Yesterday, when working on this week's Music Biz Weekly podcast, Doc Kane, Justin Travis and myself discussed this article: Seven Trends Radio Missed. I won't spoil the podcast by telling you what we thought of the article, but it definitely got me thinking, just what IS wrong with US radio? Can the internet alone be to blame for why people are turning away from radio? What do you think? Share your thoughts by voting in the pool, and if you've got more to say, just leave a comment or get in touch!


It’s kind of a mix, I think. I mean, the consolidation of stations (and the company wide playlists that came with it) pretty much closed off the possibility of local stations embracing anything different. Then there’s the quality factor; they really do play a lot of crap with some good music peppered in. Then there’s satellite, which I switched to seeing as how there’s typically more than one station for each genre of music, is commercial free and isn’t bound by region (it’s great on long car trips). finally there’s the iPod. Why would I want to listen to music that I’m not into, with commercials, when I could just make a playlist or hit shuffle and not have to do a thing after that.

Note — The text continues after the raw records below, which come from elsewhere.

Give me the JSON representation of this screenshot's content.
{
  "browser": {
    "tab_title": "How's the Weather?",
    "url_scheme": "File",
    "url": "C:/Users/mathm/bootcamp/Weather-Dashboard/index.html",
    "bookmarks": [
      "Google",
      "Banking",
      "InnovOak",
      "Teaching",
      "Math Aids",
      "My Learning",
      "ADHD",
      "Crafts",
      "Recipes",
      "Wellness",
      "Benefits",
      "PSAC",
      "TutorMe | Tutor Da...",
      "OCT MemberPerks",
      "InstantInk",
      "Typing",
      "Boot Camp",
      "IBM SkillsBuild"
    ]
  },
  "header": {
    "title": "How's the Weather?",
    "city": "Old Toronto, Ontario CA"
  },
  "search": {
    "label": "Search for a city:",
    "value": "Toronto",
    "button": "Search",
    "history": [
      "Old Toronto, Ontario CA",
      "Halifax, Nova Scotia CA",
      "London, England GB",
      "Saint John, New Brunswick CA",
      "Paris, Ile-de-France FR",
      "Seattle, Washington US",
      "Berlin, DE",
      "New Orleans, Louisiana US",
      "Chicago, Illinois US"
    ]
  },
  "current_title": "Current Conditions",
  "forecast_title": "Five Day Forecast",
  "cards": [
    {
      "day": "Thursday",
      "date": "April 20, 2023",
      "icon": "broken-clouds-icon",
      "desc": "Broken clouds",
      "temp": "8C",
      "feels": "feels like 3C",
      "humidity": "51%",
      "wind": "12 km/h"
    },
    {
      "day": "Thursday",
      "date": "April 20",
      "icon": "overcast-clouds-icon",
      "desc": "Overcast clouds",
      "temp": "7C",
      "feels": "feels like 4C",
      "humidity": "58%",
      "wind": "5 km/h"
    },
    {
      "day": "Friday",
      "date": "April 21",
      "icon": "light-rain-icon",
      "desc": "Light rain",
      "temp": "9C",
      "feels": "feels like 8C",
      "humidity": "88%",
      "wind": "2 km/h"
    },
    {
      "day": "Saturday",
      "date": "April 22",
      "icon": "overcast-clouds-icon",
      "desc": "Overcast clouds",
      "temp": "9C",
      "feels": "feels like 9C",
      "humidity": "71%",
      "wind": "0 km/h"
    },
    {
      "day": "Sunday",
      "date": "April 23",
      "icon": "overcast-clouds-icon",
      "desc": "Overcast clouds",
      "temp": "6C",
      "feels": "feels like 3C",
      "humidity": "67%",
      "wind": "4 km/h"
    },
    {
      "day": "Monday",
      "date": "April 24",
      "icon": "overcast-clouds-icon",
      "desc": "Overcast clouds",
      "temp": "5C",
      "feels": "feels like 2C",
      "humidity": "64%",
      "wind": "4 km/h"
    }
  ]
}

Hell, I live in the New York radio market and we only have one rock station. What’s up with that?
I used to work in radio for over 20 years. The consolidation really killed radio. With all the cookie cutter formats our there now there is no creativity left. When I started it was 1 program director per station. Now a PD can oversee stations in NY and Detroit or LA and San Fran. Also overseeing various formats in each market. That can’t work and now Clear Channel is doing regional programming. Where someone in Dallas, let’s say, is doing the programming for a bunch of stations in Texas and the same music and DJ’s will be played at the same time all over the state. That is not GOOD for radio at all.
thanks.
Radio plays absolutely no variety or new music, which there happens to be. Everything on radio is either classic rock, which is going on 40 years stale now (think Zepplin, Stones, even Aerosmith). Or rap music, which is pretty stale at this point too. There is great new rock music out there but it never gets played on the radio. Arcade Fire’s new album “Suburbs” went gold in the first week. Do you ever here it on the radio? People who want to hear new music have no choice but to find it online. Radio killed itself by not staying relevant– not the internet.